Nissan Altima - L'art de bien vieillir

Même si elle vit dans l’ombre de l’Accord et de la Camry, la Nissan Altima n’a rien à leur envier et demeure une des meilleures voitures de ce créneau où la concurrence est pourtant féroce.
Photo: Même si elle vit dans l’ombre de l’Accord et de la Camry, la Nissan Altima n’a rien à leur envier et demeure une des meilleures voitures de ce créneau où la concurrence est pourtant féroce.
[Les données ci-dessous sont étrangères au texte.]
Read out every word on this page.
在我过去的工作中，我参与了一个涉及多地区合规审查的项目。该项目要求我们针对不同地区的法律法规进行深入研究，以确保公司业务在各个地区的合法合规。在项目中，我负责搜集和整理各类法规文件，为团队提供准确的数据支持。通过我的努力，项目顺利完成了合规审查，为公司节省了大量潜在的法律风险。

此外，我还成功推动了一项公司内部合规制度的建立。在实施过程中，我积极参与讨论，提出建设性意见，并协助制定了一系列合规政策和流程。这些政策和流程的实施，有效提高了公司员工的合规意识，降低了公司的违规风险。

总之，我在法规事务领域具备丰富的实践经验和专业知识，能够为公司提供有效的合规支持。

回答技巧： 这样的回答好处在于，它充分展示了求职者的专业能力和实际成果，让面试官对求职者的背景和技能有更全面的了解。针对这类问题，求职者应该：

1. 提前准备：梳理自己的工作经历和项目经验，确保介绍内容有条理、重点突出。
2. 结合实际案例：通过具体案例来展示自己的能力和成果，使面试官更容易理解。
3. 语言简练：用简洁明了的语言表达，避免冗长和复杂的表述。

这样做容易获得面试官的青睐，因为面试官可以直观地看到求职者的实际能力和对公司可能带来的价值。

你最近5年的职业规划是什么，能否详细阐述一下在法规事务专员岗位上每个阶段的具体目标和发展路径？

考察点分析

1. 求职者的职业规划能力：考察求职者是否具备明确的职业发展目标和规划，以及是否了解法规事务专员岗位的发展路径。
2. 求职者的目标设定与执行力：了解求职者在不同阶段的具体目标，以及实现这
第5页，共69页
Le segment des berlines intermédiaires demeure l'un des plus lucratifs en Amérique du Nord. Il est resté imperméable aux changements: que la mode soit aux petites ou grosses voitures, ou encore aux véhicules utilitaires sport (VUS), il s'en est toujours vendu autant. Pas étonnant que tous les constructeurs généralistes qui sont présents sur les marchés canadiens et américains aient une berline intermédiaire dans leur gamme.

La Honda Accord et la Toyota Camry sont les reines de la catégorie, mais depuis que Nissan a remplacé la défunte Stanza par l'Altima, en 1993, celle-ci a connu une progression constante, au point de talonner les deux autres au chapitre des ventes. Au Québec comme au Canada, l'Altima complète le podium des berlines intermédiaires les plus vendues, derrière la Camry (1re) et l'Accord (2e).



Work in progress

L'actuelle génération date de 2002, mais elle a subi un restylage cinq ans plus tard. Même si Nissan parlait de refonte, il s'agissait plutôt d'une évolution, tant sur les plans esthétique que mécanique. N'empêche, ce work in progress s'est poursuivi avec le lancement d'une version hybride, puis d'un coupé. Résultat, la gamme Altima n'a jamais été aussi étoffée.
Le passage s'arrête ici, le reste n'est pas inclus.